US inflation and Federal Reserve policies will be extremely important for the Pound, especially as there will be a key influence on global risk conditions.

Markets are still digesting the inflation data released in February and the PCE prices index, a key Fed measure of inflation, increased 0.4% for January with a 2.8% annual increase.

Other US data was mixed for the week with an increase in jobless claims and contrasting manufacturing reports.

According to Rabobank; “US data releases over the next few months should reveal whether the current stickiness in US inflation is temporary, a seasonal issue, or whether it is persistent in nature. This will be key in determining whether this year’s broad-based USD rally still has legs.”

The bank added; “We see scope for more broad-based USD strength over the spring as the market continues to recalibrate the pace and timing of policy moves in the G10.”

HSBC discusses Fed policy; “One angle garnering more attention is whether even the Fed has been too dovish in its expectation for 2024, and whether a late-cycle tightening could be in prospect.
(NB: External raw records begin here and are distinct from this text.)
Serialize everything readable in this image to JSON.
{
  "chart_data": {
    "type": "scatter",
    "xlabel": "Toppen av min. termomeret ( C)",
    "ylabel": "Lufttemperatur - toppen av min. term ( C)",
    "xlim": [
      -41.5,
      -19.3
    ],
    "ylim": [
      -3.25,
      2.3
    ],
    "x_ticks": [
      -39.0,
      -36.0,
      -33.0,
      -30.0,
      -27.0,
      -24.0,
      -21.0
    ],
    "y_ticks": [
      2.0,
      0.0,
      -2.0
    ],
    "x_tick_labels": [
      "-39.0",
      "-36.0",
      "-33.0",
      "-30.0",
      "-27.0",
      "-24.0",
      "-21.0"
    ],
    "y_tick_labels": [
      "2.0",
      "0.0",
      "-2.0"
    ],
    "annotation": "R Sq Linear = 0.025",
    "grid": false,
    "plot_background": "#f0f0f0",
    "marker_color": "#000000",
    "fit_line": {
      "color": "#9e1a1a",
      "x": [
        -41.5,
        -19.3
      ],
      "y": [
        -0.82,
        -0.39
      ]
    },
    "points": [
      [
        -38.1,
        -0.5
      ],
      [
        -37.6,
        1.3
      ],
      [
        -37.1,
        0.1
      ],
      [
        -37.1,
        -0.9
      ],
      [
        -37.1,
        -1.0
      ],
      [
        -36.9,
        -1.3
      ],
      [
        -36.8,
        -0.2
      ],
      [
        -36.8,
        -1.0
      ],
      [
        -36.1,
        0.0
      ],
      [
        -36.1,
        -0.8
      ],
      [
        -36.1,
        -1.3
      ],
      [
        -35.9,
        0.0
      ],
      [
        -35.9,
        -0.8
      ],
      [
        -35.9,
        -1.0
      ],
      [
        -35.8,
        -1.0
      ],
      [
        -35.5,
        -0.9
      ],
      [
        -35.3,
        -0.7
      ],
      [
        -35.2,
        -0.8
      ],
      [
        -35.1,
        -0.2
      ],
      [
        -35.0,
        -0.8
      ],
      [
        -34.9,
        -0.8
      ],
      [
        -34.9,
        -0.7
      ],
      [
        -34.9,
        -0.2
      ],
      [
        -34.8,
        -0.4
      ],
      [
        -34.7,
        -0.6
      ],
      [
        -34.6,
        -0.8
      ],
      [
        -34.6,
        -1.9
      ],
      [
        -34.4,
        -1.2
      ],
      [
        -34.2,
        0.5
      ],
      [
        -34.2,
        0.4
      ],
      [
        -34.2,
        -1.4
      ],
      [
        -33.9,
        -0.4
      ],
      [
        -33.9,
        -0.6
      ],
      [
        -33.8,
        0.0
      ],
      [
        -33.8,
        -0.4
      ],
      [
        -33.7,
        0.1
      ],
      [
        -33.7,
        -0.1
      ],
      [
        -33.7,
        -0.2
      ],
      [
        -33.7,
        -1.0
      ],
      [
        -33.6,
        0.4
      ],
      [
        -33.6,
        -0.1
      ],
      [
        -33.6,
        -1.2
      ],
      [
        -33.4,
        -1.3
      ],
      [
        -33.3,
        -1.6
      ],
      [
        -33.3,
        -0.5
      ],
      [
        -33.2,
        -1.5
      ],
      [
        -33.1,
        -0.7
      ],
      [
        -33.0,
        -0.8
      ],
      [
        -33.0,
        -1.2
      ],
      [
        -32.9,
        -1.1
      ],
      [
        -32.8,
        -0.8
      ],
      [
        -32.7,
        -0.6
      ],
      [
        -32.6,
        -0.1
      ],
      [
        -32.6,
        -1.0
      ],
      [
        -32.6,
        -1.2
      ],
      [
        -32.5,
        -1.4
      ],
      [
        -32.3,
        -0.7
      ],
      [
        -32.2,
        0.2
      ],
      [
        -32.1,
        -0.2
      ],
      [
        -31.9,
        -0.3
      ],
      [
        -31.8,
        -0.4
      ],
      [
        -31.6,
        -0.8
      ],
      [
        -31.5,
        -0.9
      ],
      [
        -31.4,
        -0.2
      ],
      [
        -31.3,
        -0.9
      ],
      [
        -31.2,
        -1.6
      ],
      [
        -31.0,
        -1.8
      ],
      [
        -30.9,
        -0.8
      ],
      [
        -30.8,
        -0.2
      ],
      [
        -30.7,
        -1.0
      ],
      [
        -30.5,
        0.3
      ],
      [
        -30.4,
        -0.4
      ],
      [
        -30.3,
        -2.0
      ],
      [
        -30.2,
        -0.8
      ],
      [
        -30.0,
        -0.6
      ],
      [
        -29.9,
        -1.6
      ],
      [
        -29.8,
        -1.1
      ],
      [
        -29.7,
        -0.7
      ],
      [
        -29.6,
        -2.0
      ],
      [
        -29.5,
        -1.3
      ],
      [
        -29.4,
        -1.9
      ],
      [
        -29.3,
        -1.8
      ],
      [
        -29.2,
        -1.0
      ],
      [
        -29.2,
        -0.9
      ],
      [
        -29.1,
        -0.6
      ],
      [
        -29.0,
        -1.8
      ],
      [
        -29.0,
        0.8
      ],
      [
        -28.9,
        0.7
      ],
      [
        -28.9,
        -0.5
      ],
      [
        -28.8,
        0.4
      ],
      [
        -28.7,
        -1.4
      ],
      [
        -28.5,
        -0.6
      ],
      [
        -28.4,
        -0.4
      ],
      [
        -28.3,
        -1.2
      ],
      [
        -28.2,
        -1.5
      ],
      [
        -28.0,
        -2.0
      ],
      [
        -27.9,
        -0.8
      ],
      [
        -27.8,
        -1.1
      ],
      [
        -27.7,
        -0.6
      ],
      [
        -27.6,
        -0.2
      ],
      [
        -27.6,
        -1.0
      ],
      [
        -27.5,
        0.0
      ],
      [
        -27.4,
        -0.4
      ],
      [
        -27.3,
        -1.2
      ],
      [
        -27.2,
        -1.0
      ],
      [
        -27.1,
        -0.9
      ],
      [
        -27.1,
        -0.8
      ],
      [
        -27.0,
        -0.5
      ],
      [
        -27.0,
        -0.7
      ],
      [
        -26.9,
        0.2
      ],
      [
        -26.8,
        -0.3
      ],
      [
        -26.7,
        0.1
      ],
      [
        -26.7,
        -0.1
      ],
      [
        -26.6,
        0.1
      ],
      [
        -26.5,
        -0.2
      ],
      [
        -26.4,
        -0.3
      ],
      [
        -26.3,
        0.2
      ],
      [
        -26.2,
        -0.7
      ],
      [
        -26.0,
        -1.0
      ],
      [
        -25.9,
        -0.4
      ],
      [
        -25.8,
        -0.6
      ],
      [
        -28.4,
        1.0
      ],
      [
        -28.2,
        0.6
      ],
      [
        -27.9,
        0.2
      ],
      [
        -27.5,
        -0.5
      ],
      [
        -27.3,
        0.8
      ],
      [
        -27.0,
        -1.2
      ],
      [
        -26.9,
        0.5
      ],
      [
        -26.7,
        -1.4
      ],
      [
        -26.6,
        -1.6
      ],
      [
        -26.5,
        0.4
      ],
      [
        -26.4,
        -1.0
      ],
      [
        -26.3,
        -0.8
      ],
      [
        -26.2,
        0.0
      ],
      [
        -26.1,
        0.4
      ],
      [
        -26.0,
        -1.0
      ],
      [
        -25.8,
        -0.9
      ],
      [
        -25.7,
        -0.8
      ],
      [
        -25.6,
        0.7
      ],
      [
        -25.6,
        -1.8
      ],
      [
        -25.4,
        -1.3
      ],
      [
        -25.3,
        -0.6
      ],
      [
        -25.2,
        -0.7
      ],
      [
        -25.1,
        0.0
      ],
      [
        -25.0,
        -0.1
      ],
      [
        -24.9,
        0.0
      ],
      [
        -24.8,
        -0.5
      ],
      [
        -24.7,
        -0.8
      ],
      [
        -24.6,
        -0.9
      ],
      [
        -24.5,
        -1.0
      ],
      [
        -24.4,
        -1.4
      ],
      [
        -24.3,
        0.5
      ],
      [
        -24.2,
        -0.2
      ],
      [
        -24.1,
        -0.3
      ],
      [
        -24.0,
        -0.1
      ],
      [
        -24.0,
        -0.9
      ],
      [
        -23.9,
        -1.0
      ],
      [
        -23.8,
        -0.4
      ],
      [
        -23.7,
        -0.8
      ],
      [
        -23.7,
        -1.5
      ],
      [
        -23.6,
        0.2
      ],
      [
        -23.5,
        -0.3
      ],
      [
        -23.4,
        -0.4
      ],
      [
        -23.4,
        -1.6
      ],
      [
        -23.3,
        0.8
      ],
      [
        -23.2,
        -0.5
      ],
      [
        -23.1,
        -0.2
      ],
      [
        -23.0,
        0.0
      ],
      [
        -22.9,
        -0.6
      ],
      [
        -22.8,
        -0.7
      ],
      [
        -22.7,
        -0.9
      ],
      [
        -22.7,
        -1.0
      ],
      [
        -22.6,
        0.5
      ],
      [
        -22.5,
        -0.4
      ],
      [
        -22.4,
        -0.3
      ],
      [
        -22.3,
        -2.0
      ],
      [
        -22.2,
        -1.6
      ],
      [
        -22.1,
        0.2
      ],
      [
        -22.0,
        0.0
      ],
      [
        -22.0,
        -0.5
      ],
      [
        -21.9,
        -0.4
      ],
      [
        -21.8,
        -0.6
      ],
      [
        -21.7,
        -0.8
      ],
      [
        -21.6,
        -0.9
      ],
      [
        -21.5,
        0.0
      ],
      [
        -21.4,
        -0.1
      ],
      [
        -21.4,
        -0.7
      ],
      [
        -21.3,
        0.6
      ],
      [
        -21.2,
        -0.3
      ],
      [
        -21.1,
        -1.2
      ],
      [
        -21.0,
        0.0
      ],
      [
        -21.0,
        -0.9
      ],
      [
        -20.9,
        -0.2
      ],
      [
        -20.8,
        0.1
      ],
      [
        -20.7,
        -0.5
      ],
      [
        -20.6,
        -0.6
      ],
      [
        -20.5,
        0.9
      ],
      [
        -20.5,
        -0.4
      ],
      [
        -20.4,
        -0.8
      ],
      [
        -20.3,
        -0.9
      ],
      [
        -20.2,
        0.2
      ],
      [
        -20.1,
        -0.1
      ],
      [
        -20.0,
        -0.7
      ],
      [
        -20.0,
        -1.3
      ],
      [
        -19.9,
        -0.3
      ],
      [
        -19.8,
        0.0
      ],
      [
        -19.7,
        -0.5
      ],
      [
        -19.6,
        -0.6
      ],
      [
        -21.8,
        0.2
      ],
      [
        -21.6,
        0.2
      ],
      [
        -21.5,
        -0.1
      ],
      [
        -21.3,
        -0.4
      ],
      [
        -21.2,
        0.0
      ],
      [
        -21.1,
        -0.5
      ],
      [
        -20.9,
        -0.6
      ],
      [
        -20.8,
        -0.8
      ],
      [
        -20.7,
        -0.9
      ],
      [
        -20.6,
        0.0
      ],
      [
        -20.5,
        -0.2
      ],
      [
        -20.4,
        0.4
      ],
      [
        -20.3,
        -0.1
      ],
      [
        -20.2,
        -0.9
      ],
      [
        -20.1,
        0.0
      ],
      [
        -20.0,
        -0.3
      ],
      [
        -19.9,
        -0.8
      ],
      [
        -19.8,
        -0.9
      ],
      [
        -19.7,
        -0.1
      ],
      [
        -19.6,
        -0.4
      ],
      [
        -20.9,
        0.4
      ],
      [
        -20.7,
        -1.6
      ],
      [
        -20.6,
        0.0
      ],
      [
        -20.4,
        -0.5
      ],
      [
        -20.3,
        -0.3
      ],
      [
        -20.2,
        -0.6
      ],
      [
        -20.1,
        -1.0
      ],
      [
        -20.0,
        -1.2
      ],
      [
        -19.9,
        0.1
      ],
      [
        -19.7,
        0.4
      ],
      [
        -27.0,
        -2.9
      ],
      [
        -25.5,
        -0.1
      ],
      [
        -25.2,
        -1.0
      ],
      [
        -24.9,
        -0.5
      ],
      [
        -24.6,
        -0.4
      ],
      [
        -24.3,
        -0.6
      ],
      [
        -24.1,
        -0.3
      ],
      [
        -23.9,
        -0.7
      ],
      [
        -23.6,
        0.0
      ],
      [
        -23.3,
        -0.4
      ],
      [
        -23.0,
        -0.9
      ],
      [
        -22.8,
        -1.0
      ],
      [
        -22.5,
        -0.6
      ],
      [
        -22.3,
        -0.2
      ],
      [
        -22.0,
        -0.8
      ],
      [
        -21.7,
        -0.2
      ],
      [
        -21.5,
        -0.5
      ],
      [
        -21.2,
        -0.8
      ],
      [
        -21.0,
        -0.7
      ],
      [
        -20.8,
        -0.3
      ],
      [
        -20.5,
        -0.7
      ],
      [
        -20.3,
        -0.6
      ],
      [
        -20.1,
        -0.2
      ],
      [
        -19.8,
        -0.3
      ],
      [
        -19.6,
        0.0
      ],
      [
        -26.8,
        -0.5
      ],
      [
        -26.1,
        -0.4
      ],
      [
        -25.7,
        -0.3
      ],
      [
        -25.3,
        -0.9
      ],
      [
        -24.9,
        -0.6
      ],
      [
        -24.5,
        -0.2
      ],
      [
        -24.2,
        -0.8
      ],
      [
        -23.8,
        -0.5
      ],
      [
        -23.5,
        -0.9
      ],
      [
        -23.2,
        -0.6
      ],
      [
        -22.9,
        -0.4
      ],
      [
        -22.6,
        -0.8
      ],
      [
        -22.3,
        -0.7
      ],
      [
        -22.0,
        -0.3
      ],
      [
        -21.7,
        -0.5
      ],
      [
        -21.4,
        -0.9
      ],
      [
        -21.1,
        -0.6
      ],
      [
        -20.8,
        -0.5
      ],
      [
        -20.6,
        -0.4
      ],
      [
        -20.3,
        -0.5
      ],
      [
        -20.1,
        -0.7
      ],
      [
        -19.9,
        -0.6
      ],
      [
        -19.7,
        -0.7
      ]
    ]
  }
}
For now, the messaging from the Fed is clear – a further rate hike is unlikely but there is also no rush to cut.

At this stage, Fed members are continuing preaching caution and the need for patience before cutting interest rates.

HSBC also notes that there has been some evidence of vulnerability in the consumer-orientated US data; “After a long stretch higher, reflecting activity data which has most often come in above consensus expectations, the index has shown recent signs of turning lower.”

It added; “On balance, it suggests that while US economic performance may support the USD, further USD gains built on upside surprises may be harder to come by.”

Commerzbank considers that there will need to be a catalyst for dollar selling; “Now that the market and the Fed seem to be on the same page, one thing should be clear: until we see data that suggests cracks in the Fed’s current story, the Dollar is unlikely to fall significantly again. As a result, it is likely to remain difficult for market participants betting on a weaker US Dollar.”

Bank of America looks at the US budget debate. The US Congress has passed spending resolutions to avert an immediate shutdown, but further action is needed by the end of next week.

A 1% across the board spending cut would kick in on April 30 if no spending deal is reached, damaging the economy.

BoA added; “We expect Congress to pass a continuing resolution and avert a shutdown. If it fails to do so, we think a brief shutdown cannot be ruled out, but a long one looks unlikely in an election year.”

From a longer-term perspective, MUFG frets over US policy; “So while the US has clear advantages, it also has a big problem ahead – tackling unsustainable budget deficits that ultimately point to potentially higher levels of inflation, weaker GDP growth and a weaker US dollar.